O sedentarismo, não sei se o Pieter Levels sabe, foi uma grande conquista civilizacional. Permitiu-nos desenvolver uma série de valências humanas, das ciências exatas à linguagem, da medicina à organização dos estados, e com diferentes modos para o fazer. Este nomadismo pós-moderno talvez seja muito giro na ótica do utilizador, mas para os povos e territórios explorados, não me parece grande coisa nem ter particular retorno, à exceção de uma curta minoria que vai, enquanto pode, explorando os pobres nómadas, tão ingénuos e carenciados, cobrando-lhes o couro e o cabelo por tudo quanto fazem e por cada metro quadrado que habitam.

Talvez Pieter Levels não se tenha apercebido disto, ou talvez ele seja simplesmente um grande hipócrita, mas é preciso que alguém lhe diga que uma grande parte da culpa do estado a que a cidade de Lisboa chegou - nomeadamente a nível de custo de vida, mas não só (e não, não é por sermos comunistas e xenófobos, como ele alega, é mesmo porque o dano infligido pela vaga de nómadas digitais ao modo de vida da cidade é extraordinariamente pesado) - é dele e de muitos dos seus fiéis seguidores.

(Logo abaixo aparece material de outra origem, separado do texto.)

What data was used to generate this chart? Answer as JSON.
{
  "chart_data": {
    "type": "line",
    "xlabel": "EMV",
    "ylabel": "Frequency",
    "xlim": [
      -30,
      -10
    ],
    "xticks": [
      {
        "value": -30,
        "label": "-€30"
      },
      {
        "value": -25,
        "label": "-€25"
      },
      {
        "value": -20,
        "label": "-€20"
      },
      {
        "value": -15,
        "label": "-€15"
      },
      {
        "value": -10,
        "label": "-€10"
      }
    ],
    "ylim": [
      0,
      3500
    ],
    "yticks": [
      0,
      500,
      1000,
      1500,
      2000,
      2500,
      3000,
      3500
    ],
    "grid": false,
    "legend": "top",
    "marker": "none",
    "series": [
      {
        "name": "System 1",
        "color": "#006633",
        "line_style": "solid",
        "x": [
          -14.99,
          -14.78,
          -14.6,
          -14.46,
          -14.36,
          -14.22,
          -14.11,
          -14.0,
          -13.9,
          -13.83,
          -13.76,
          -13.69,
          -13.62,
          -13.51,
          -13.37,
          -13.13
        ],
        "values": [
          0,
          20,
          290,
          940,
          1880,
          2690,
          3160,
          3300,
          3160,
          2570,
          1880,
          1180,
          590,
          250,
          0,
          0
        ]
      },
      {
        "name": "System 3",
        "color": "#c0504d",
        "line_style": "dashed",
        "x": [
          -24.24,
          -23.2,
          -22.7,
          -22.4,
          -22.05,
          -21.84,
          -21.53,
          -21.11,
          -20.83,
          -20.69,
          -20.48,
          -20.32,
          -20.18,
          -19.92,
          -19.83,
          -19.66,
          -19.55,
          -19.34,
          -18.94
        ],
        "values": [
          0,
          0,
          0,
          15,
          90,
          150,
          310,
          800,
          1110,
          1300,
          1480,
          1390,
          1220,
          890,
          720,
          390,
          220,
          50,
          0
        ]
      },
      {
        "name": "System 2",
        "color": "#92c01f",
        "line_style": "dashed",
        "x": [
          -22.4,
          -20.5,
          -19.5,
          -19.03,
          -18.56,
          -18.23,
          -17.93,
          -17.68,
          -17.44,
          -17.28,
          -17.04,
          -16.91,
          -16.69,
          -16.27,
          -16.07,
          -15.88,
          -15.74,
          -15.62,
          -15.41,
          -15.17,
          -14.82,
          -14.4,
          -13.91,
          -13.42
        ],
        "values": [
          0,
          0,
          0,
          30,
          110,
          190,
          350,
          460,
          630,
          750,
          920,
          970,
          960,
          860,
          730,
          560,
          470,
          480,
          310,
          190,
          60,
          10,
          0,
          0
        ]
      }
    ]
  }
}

(Nota à parte quanto à fidelidade dos seguidores: após uma ligeira quebra no mercado bolsista Nomad List, Lisboa recuperou facilmente o 3.º lugar do ranking - e digo-o com um misto de alegria orgulhosa e vingativa e de pena profunda, porque o ideal era mesmo que a capital portuguesa se tornasse menos popular para esses nómadas e ganhasse mais popularidade entre aqueles que aqui querem fazer vida.)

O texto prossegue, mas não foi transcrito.